What are cryptographic hashes?

Bruce Blackshaw 6 December 2019

Cryptographic hash algorithms are important mathematical functions used widely in software, particularly in secure protocols such as SSL/TLS and SSH.

A hash algorithm is supplied a block of data, known as the message, and produces a much smaller hash value, known as the message digest, or simply the digest. The same message will always result in the same digest. Different messages produce different digests.

An important feature of hash algorithms is that given a particular digest, it is extremely difficult to generate a message that will produce it. They are "one way" algorithms - the digest of a message is easy to calculate, but a message can't be deduced from the digest. It is mathematically possible to have two different messages produce the same digest - known as a collision - but for good hash algorithms this is computationally infeasible.

Popular hash algorithms include MD5 and SHA-1, although these are now being phased out in favour of stronger algorithms such as SHA-2.

Hash algorithms are used for many purposes, such as verifying the integrity of data or files, password verification, and building other cryptographic functions such as message authentication codes (MACs) and digital signatures.

Digital signatures

A written signature demonstrates that a document was created by a known author and accurately represents them. A digital signature is similar - it guarantees that the message was created by a known sender (authentication) and that the message was not tampered with in transit (integrity).

To sign a message requires two stages. Firstly, the message digest is calculated, producing a unique hash that is typically much smaller than the message. Next, the digest is encrypted using the message signer's private key. This is the digital signature of the message.

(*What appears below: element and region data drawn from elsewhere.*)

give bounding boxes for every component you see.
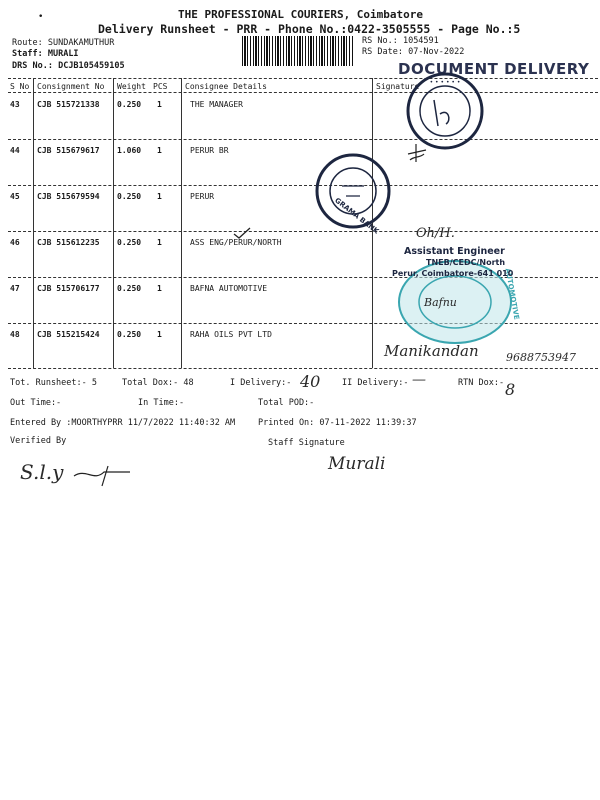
- col-pcs: PCS: [153, 82, 168, 91]
- rtn-dox-label: RTN Dox:-: [458, 378, 505, 388]
- rs-date: RS Date: 07-Nov-2022: [362, 47, 465, 57]
- total-dox: Total Dox:- 48: [122, 378, 194, 388]
- row-rule: [8, 231, 598, 232]
- round-seal-icon: [404, 70, 486, 152]
- staff-signature-label: Staff Signature: [268, 438, 345, 448]
- company-title: THE PROFESSIONAL COURIERS, Coimbatore: [178, 8, 424, 21]
- in-time: In Time:-: [138, 398, 185, 408]
- rs-no: RS No.: 1054591: [362, 36, 439, 46]
- verified-signature: S.l.y: [20, 460, 64, 484]
- row-rule: [8, 185, 598, 186]
- barcode: [242, 36, 354, 66]
- tot-runsheet: Tot. Runsheet:- 5: [10, 378, 97, 388]
- signature-mark-icon: [404, 142, 430, 164]
- route-line: Route: SUNDAKAMUTHUR: [12, 38, 115, 48]
- tneb-line-1: Assistant Engineer: [404, 246, 505, 257]
- col-divider: [113, 78, 114, 368]
- svg-text:• • • • • •: • • • • • •: [429, 79, 461, 86]
- check-mark-icon: [232, 226, 252, 240]
- table-header-rule: [8, 92, 598, 93]
- receiver-phone-handwritten: 9688753947: [506, 351, 576, 364]
- row-rule: [8, 139, 598, 140]
- staff-signature: Murali: [328, 454, 386, 474]
- bank-seal-icon: [312, 150, 394, 232]
- verified-signature-stroke-icon: [72, 462, 132, 488]
- receiver-name-handwritten: Manikandan: [384, 342, 479, 360]
- tneb-line-3: Perur, Coimbatore-641 010: [392, 269, 514, 278]
- col-divider: [181, 78, 182, 368]
- bank-seal-text: GRAMA BANK: [333, 196, 381, 236]
- i-delivery-label: I Delivery:-: [230, 378, 292, 388]
- dot-mark: •: [38, 12, 44, 22]
- rtn-dox-value: 8: [505, 380, 516, 399]
- out-time: Out Time:-: [10, 398, 62, 408]
- tneb-line-2: TNEB/CEDC/North: [426, 258, 506, 267]
- ii-delivery-value: —: [412, 372, 426, 388]
- i-delivery-value: 40: [300, 372, 321, 391]
- col-details: Consignee Details: [185, 82, 267, 91]
- automotive-seal-text: AUTOMOTIVE: [503, 267, 521, 321]
- staff-line: Staff: MURALI: [12, 49, 79, 59]
- document-delivery-stamp: DOCUMENT DELIVERY: [398, 60, 590, 78]
- printed-on: Printed On: 07-11-2022 11:39:37: [258, 418, 417, 428]
- col-sno: S No: [10, 82, 30, 91]
- verified-by: Verified By: [10, 436, 67, 446]
- tneb-signature: Oh/H.: [416, 226, 455, 241]
- runsheet-subtitle: Delivery Runsheet - PRR - Phone No.:0422-3505555 - Page No.:5: [98, 22, 521, 36]
- table-bottom-rule: [8, 368, 598, 369]
- col-weight: Weight: [117, 82, 146, 91]
- drs-line: DRS No.: DCJB105459105: [12, 61, 125, 71]
- col-divider: [33, 78, 34, 368]
- col-signature: Signature: [376, 82, 420, 91]
- row-47-signature: Bafnu: [424, 296, 457, 309]
- entered-by: Entered By :MOORTHYPRR 11/7/2022 11:40:32 AM: [10, 418, 236, 428]
- table-top-rule: [8, 78, 598, 79]
- ii-delivery-label: II Delivery:-: [342, 378, 409, 388]
- col-consignment: Consignment No: [37, 82, 105, 91]
- total-pod: Total POD:-: [258, 398, 315, 408]
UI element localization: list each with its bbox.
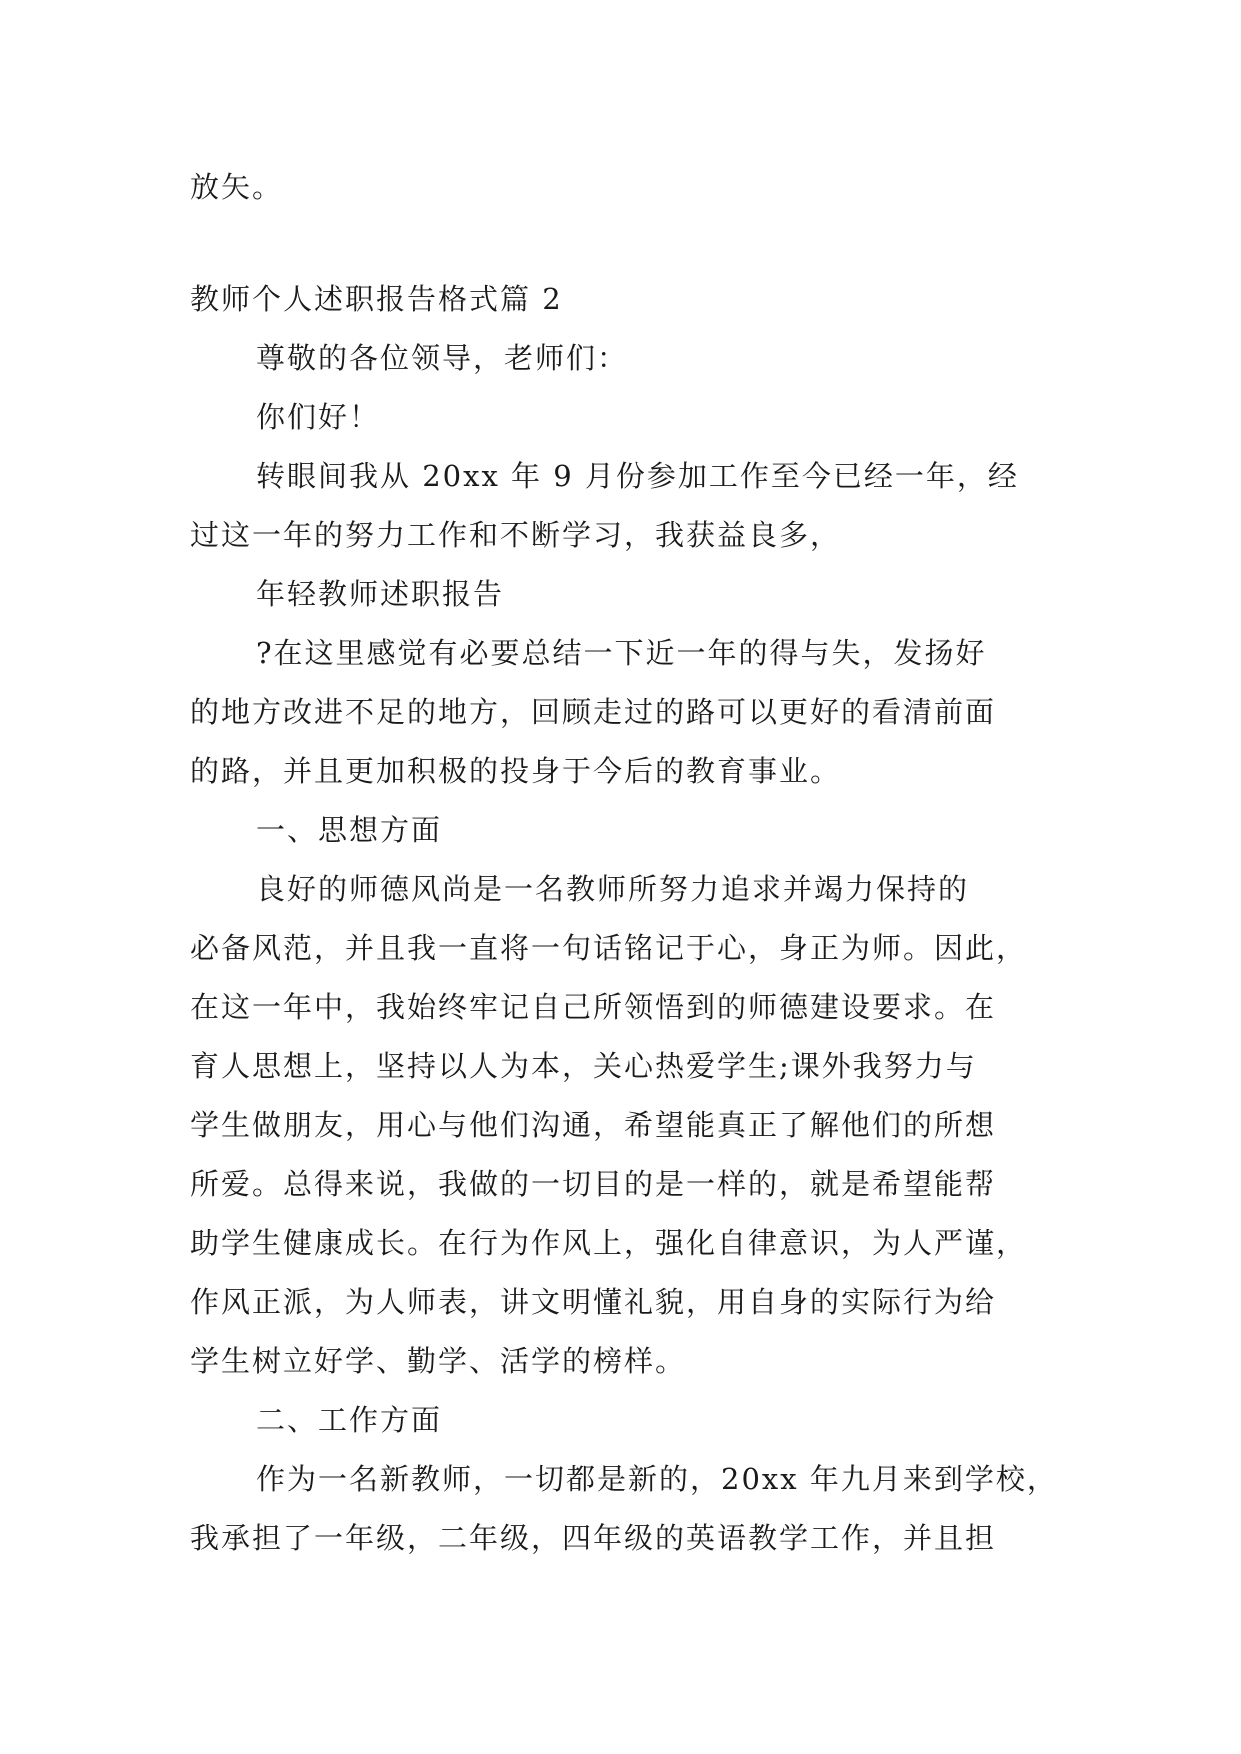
document-body	[190, 158, 1058, 1568]
text-line: 我承担了一年级，二年级，四年级的英语教学工作，并且担	[190, 1521, 997, 1555]
text-line: 转眼间我从 20xx 年 9 月份参加工作至今已经一年，经	[256, 459, 1019, 493]
text-line: 育人思想上，坚持以人为本，关心热爱学生;课外我努力与	[190, 1049, 977, 1083]
section-heading: 一、思想方面	[256, 813, 443, 847]
greeting: 你们好！	[256, 400, 381, 434]
text-line: 在这一年中，我始终牢记自己所领悟到的师德建设要求。在	[190, 990, 997, 1024]
salutation: 尊敬的各位领导，老师们：	[256, 341, 629, 375]
text-line: ?在这里感觉有必要总结一下近一年的得与失，发扬好	[256, 636, 987, 670]
text-line: 放矢。	[190, 170, 284, 204]
subtitle: 年轻教师述职报告	[256, 577, 505, 611]
text-line: 过这一年的努力工作和不断学习，我获益良多，	[190, 518, 842, 552]
text-line: 必备风范，并且我一直将一句话铭记于心，身正为师。因此，	[190, 931, 1028, 965]
text-line: 良好的师德风尚是一名教师所努力追求并竭力保持的	[256, 872, 970, 906]
text-line: 所爱。总得来说，我做的一切目的是一样的，就是希望能帮	[190, 1167, 997, 1201]
text-line: 作为一名新教师，一切都是新的，20xx 年九月来到学校，	[256, 1462, 1058, 1496]
text-line: 助学生健康成长。在行为作风上，强化自律意识，为人严谨，	[190, 1226, 1028, 1260]
section-title: 教师个人述职报告格式篇 2	[190, 282, 563, 316]
section-heading: 二、工作方面	[256, 1403, 443, 1437]
text-line: 学生树立好学、勤学、活学的榜样。	[190, 1344, 687, 1378]
text-line: 的地方改进不足的地方，回顾走过的路可以更好的看清前面	[190, 695, 997, 729]
text-line: 的路，并且更加积极的投身于今后的教育事业。	[190, 754, 842, 788]
text-line: 学生做朋友，用心与他们沟通，希望能真正了解他们的所想	[190, 1108, 997, 1142]
paragraph-gap	[190, 217, 1050, 270]
text-line: 作风正派，为人师表，讲文明懂礼貌，用自身的实际行为给	[190, 1285, 997, 1319]
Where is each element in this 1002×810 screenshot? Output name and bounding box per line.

To verify the signer of a message also requires two stages. Firstly, the signer's public key (which is widely available) is used to decrypt the digital signature, yielding the message digest. Then the message digest of the message is calculated and compared to the decrypted digest. If the message has not been tampered with, the digests should be identical. And because the signer's public key was used to decrypt the signature, the signer's private key must have been used to encrypt it.

Why use the message's digest at all? Why not just encrypt the message with the signer's private key and use the encrypted message as the signature? While that would certainly work, it is impractical - it would double the size of the message when the signature is included. The digest is very small and of a fixed size, so encrypting the digest produces a signature that is much smaller.

Message authentication codes (MAC)

A message authentication code , or MAC , is a small piece of information attached to a message that can verify that the message has not been tampered with, and authenticate who created it.

A special type of MAC is the HMAC , which is constructed using a cryptographic hash and a secret key. The secret key is padded and concatenated with the message, and the digest, or hash, is calculated. This digest is then concatenated again with the padded secret key to yield the HMAC value. It is impossible for an attacker to produce the same HMAC without having the secret key.

The sender and receiver both share the secret key. When the receiver gets a message, they calculate the HMAC and compare it to the HMAC provided with the message. If the HMACs match, only someone possessing the secret key could have produced the message. The secret key itself is never transmitted.

Password verification

Cryptographic hashes are extremely useful for systems that require password verification. It is an unjustifiable security risk to store user's passwords, even if they are encrypted. Instead, the digest of each password is stored. When the user supplies the password, it is hashed and compared with the digest that is stored.

One drawback with this method is that if users have the same password, they will have the same hash value. Tables of pre-calculated digests for common passwords can be used to attack a system if the file containing the digests can be obtained. These tables are known as rainbow tables.

For this reason a salt - a random, non-secret value - is concatenated with the password before the digest is calculated. Because every user has a different salt, it is not feasible to use pre-calculated tables - there would need to be a table for every possible salt value. For salts to be effective, they must be as random as possible, and of adequate size - preferably at least 32 bits.